Tischtennis: Verbandsliga
Topspiel mit vielen Unbekannten

Greven -

Nach dem grandiosen Auswärtssieg beim TTR Rheine wartet auf die erste Tischtennismannschaft von DJK BW Greven wieder ein Heimspiel. Dabei wartet auf den Verbandsligist ein echtes Überraschungs-Paket, denn der Gast aus Ochtrup tritt immer wieder in unterschiedlicher Aufstellung an. Insofern lassen sich kaum verlässliche Prognosen über einen möglichen Spielverlauf treffen.

Donnerstag, 05.03.2020, 17:28 Uhr aktualisiert: 06.03.2020, 12:08 Uhr
Sinan Incegoz hat sich zu einem DJK-Sorgenkind entwickelt. Das soll sich ändern.
Sinan Incegoz hat sich zu einem DJK-Sorgenkind entwickelt. Das soll sich ändern. Foto: Martin Weßeling

Nach dem enorm starken Auftritt bei TTR Rheine, der mit einem 9:3-Auswärtssieg endete, empfangen die Herren des Tischtennis-Verbandsligisten DJK Blau-Weiß Greven den SC Arminia Ochtrup II – und damit eines der besten Teams der Rückrunde (8:2 Punkte).

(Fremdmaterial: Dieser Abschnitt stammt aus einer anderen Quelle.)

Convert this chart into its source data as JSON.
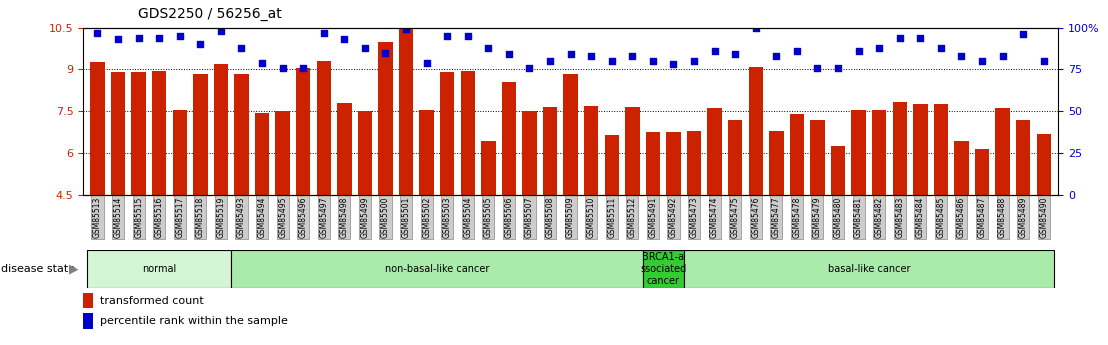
{
  "title": "GDS2250 / 56256_at",
  "samples": [
    "GSM85513",
    "GSM85514",
    "GSM85515",
    "GSM85516",
    "GSM85517",
    "GSM85518",
    "GSM85519",
    "GSM85493",
    "GSM85494",
    "GSM85495",
    "GSM85496",
    "GSM85497",
    "GSM85498",
    "GSM85499",
    "GSM85500",
    "GSM85501",
    "GSM85502",
    "GSM85503",
    "GSM85504",
    "GSM85505",
    "GSM85506",
    "GSM85507",
    "GSM85508",
    "GSM85509",
    "GSM85510",
    "GSM85511",
    "GSM85512",
    "GSM85491",
    "GSM85492",
    "GSM85473",
    "GSM85474",
    "GSM85475",
    "GSM85476",
    "GSM85477",
    "GSM85478",
    "GSM85479",
    "GSM85480",
    "GSM85481",
    "GSM85482",
    "GSM85483",
    "GSM85484",
    "GSM85485",
    "GSM85486",
    "GSM85487",
    "GSM85488",
    "GSM85489",
    "GSM85490"
  ],
  "bar_values": [
    9.25,
    8.9,
    8.9,
    8.95,
    7.55,
    8.85,
    9.2,
    8.85,
    7.45,
    7.5,
    9.05,
    9.3,
    7.8,
    7.5,
    10.0,
    10.45,
    7.55,
    8.9,
    8.95,
    6.45,
    8.55,
    7.5,
    7.65,
    8.85,
    7.7,
    6.65,
    7.65,
    6.75,
    6.75,
    6.8,
    7.6,
    7.2,
    9.1,
    6.8,
    7.4,
    7.2,
    6.25,
    7.55,
    7.55,
    7.85,
    7.75,
    7.75,
    6.45,
    6.15,
    7.6,
    7.2,
    6.7
  ],
  "percentile_values_pct": [
    97,
    93,
    94,
    94,
    95,
    90,
    98,
    88,
    79,
    76,
    76,
    97,
    93,
    88,
    85,
    99,
    79,
    95,
    95,
    88,
    84,
    76,
    80,
    84,
    83,
    80,
    83,
    80,
    78,
    80,
    86,
    84,
    100,
    83,
    86,
    76,
    76,
    86,
    88,
    94,
    94,
    88,
    83,
    80,
    83,
    96,
    80
  ],
  "disease_groups": [
    {
      "label": "normal",
      "start": 0,
      "end": 7,
      "color": "#d4f5d4"
    },
    {
      "label": "non-basal-like cancer",
      "start": 7,
      "end": 27,
      "color": "#aaeaaa"
    },
    {
      "label": "BRCA1-a\nssociated\ncancer",
      "start": 27,
      "end": 29,
      "color": "#33cc33"
    },
    {
      "label": "basal-like cancer",
      "start": 29,
      "end": 47,
      "color": "#aaeaaa"
    }
  ],
  "ylim_min": 4.5,
  "ylim_max": 10.5,
  "yticks": [
    4.5,
    6.0,
    7.5,
    9.0,
    10.5
  ],
  "yticklabels": [
    "4.5",
    "6",
    "7.5",
    "9",
    "10.5"
  ],
  "right_yticks_pct": [
    0,
    25,
    50,
    75,
    100
  ],
  "right_yticklabels": [
    "0",
    "25",
    "50",
    "75",
    "100%"
  ],
  "bar_color": "#cc2200",
  "dot_color": "#0000cc",
  "label_transformed": "transformed count",
  "label_percentile": "percentile rank within the sample"
}
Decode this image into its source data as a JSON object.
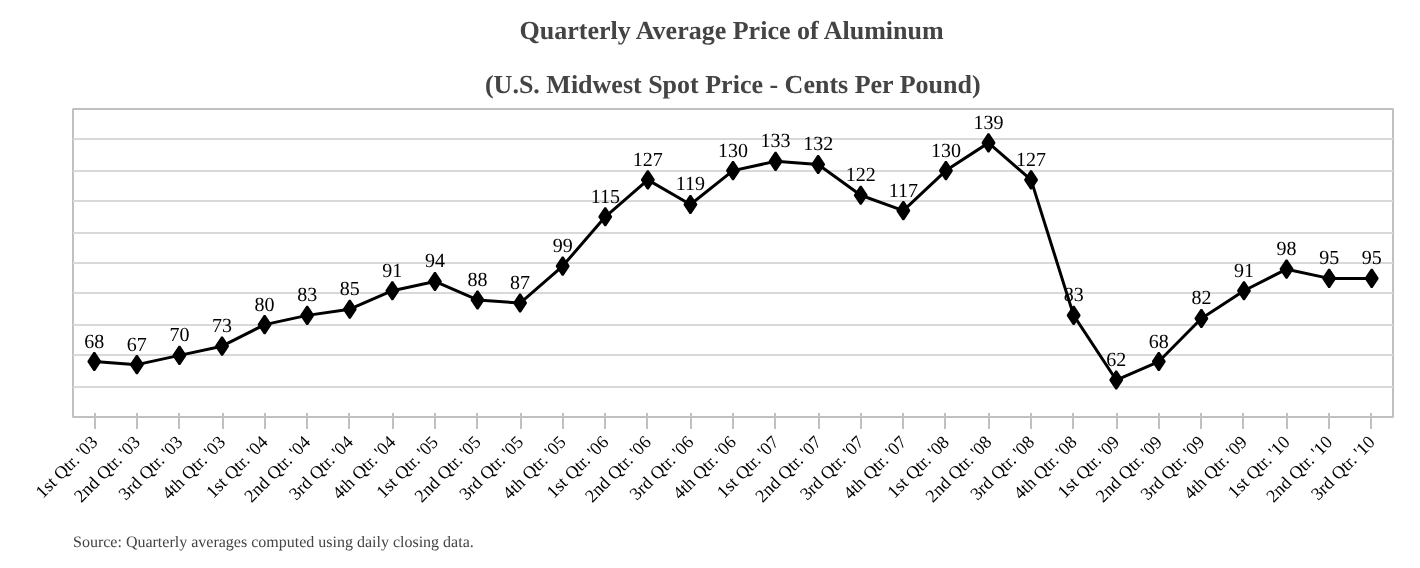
{
  "chart_data": {
    "type": "line",
    "title": "Quarterly Average Price of Aluminum",
    "subtitle": "(U.S. Midwest Spot Price - Cents Per Pound)",
    "categories": [
      "1st Qtr. '03",
      "2nd Qtr. '03",
      "3rd Qtr. '03",
      "4th Qtr. '03",
      "1st Qtr. '04",
      "2nd Qtr. '04",
      "3rd Qtr. '04",
      "4th Qtr. '04",
      "1st Qtr. '05",
      "2nd Qtr. '05",
      "3rd Qtr. '05",
      "4th Qtr. '05",
      "1st Qtr. '06",
      "2nd Qtr. '06",
      "3rd Qtr. '06",
      "4th Qtr. '06",
      "1st Qtr. '07",
      "2nd Qtr. '07",
      "3rd Qtr. '07",
      "4th Qtr. '07",
      "1st Qtr. '08",
      "2nd Qtr. '08",
      "3rd Qtr. '08",
      "4th Qtr. '08",
      "1st Qtr. '09",
      "2nd Qtr. '09",
      "3rd Qtr. '09",
      "4th Qtr. '09",
      "1st Qtr. '10",
      "2nd Qtr. '10",
      "3rd Qtr. '10"
    ],
    "series": [
      {
        "color": "#000000",
        "values": [
          68,
          67,
          70,
          73,
          80,
          83,
          85,
          91,
          94,
          88,
          87,
          99,
          115,
          127,
          119,
          130,
          133,
          132,
          122,
          117,
          130,
          139,
          127,
          83,
          62,
          68,
          82,
          91,
          98,
          95,
          95
        ]
      }
    ],
    "ylim": [
      50,
      150
    ],
    "yticks": [
      {
        "value": 50,
        "label": null
      },
      {
        "value": 60,
        "label": null
      },
      {
        "value": 70,
        "label": null
      },
      {
        "value": 80,
        "label": null
      },
      {
        "value": 90,
        "label": null
      },
      {
        "value": 100,
        "label": null
      },
      {
        "value": 110,
        "label": null
      },
      {
        "value": 120,
        "label": null
      },
      {
        "value": 130,
        "label": null
      },
      {
        "value": 140,
        "label": null
      },
      {
        "value": 150,
        "label": null
      }
    ],
    "tick_labels": "x",
    "grid": "y",
    "marker": "diamond",
    "line_style": "solid",
    "data_labels": true,
    "annotations": [
      "Source:  Quarterly averages computed using daily closing data."
    ]
  }
}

Sie haben den Vorteil, aus einem enorm großen Fundus an starken Spielern auswählen zu können, sind allerdings deshalb auch im Vorhinein schwer auszurechnen.

Zur zweiten Serie haben die Ochtruper noch schnell einen Kolumbianer verpflichtet, der vorher in Magdeburg spielte und der nun das Ochtruper Team verstärkt.

Aber auch ohne den Südamerikaner verfügen die Gäste über eine sehr ausgeglichene Truppe, die schwer zu schlagen sein wird, zumal bei der DJK die Position sechs erst kurzfristig besetzt werden kann, da Reinhard Rothe sich immer noch mit einer Entzündung herumschlägt, die ihn schon seit Wochen außer Gefecht setzt.

Immerhin ist der formstarke Milan Heidkamp dabei, der zuletzt in Rheine zwei überzeugend Einzelsiege einfuhr. Und da ihm Kapitän Matthias Kaltmeier derzeit nicht viel nachsteht, sollte der mittlere Mannschaftsteil der Gastgeber den Ochtrupern schon ordentlich Paroli bieten können.

Das gilt natürlich auch für Spitzenspieler Max Haddick, der in Rheine ebenfalls zweimal siegte und sicher in der Lage ist, auch gegen Ochtrup zu punkten. Im Hinspiel war auch Stephan Bothe sehr erfolgreich; nachdem er seine lange Durststrecke (ein Sieg und zehn Niederlagen in der Rückrunde) mit einem zweiten Erfolg in Rheine überwunden hat, kann er vielleicht auch was Zählbares holen.

Sorgenkind ist derzeit allerdings Sinan Incegoz, der unter Trainingsrückstand leidet und eine negative Serie von zuletzt einem Sieg und sechs Niederlagen verkraften muss. Aber eventuell platzt ja gegen Ochtrup der Knoten und es läuft wieder besser.

Das Hinspiel endete nach hochklassigen Spielen 8:8, das deutet wieder auf ein enges Match hin, das hoffentlich von vielen Zuschauern besucht wird.